I didn't expect to see porno at the Wentworth Hotel that night, but around 7.30pm, I copped an eyeful. Around four large TV screens were scattered across the room so the guests could watch the seats fall and wait for Cheryl to cry. One journo, sick of HG & Roy's coverage, tried to switch over to Red Kerry. Somehow he stumbled on two separate porn channels, piped through to The Grand Ballroom via the in-house movie channel. Unfortunately there were no Liberal party matrons around at the time. Janette, despite the vanilla positions on display, would not have been amused.

As the porn disappeared, the guests started to arrive. Those highly manicured monarchists Donald McDonald and David Flint turned up. Malcolm Turnbull found himself a little too close to Kerry Jones. Kerry Chikarovski tried to find out what winners do on nights such as these.
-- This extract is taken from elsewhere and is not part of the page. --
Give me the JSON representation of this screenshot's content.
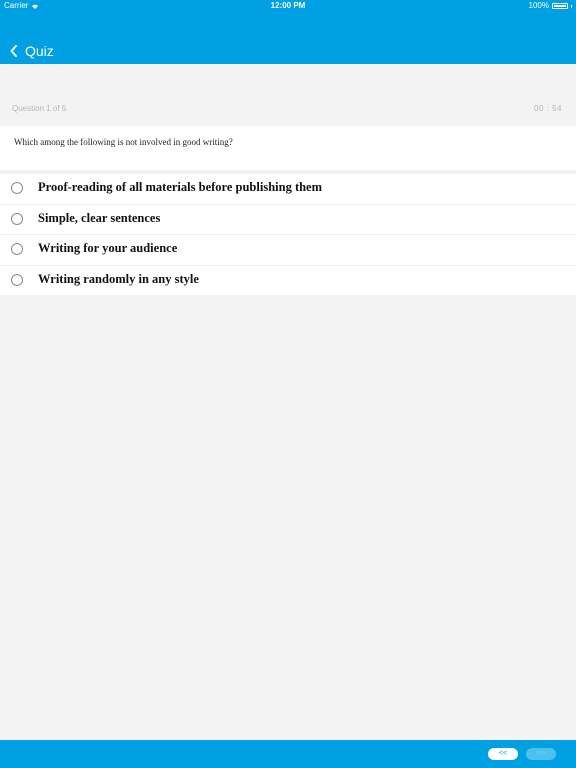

Michael Yabsley, impersonating a real estate spiv on a mobile, looked even happier than the day he took away prisoner's rights to wear thongs.

Then another guest turned up, unannounced and uninvited. Craig Reucassel from The Election Chaser breached border security and made it through into The Grand Ballroom. Clad in red lycra and adorned with a playing card with an Arab's head crossed out on it, Craig had dressed up as The Race Card. "We've won, we've won." he cried "And it's all down to me." He had a drink thrown over him and was told to "Go home" in a way that only toffy people can muster. Of course this unseemly security breach might've been avoided if John Howard had taken out full page ads in the nation's newspapers exclaiming "We decide who comes to our party and the circumstances in which they come." Hotel security did decide the circumstances in which he exited, taking him outside and towing him into international waters. The poor fella wasn't even granted a temporary protection visa.

With the crowd purified of any uninvited queuejumpers, it was time for the guest of honour to arrive. The Prime Minister, kept them waiting like a high maintenance bride on a stinking hot wedding day. Mike Munro, allowed out from behind the autocue, twitched nervously as he waited near the lifts. He'd been dining that evening with Richard Howard, another one of John and Janette's bludging offspring, and must've expected an exclusive. But there'd be none of that. The PM's media flunkies and security heavies cleared a regal path for the Howards.

Then they arrived. It seemed so ridiculous to be waiting for such an uninspiring lot. It was like queueing up on a Saturday night to get into the Masonic Club, or waiting on hold for an hour to buy Barry Manilow tickets. Was I really here? Was this really happening? Was I really waiting for John, Janette, Melanie and Richard? Could someone please flick that porn channel back on? Could someone challenge Piers to a hors d'oeuvre eating contest? Could anyone vote for these people? There amongst all the suits, the pearls, and hairspray were three people in t-shirts. Two "Vote-1 Pat Farmer" t-shirts and one "Vote 1 - Ross Cameron" t-shirt. What kind of election party was this? If the people of Western Sydney could see this pack of wankers now they'd never vote for them.

Then our Prime Minister spoke. He was as excited as I've ever seen him, and that includes the time he met Shane Warne. But he didn't seem like a Prime Minister. He talked about figures, not feelings. He spoke of victory, not vision. He sung the national anthem in chorus with the crowd. If I blocked out all the wealthy nobs around me I could see only one thing. An ordinary Australian on a podium, giving an ordinary speech. I was in a bowls club somewhere, and the local President was giving a speech about what a great year it had been, how they'd won the A grade pennant and kept the slopes out of the club. He'd been the Club President forever, played the local politics like a master and survived. This is who we'd been waiting for.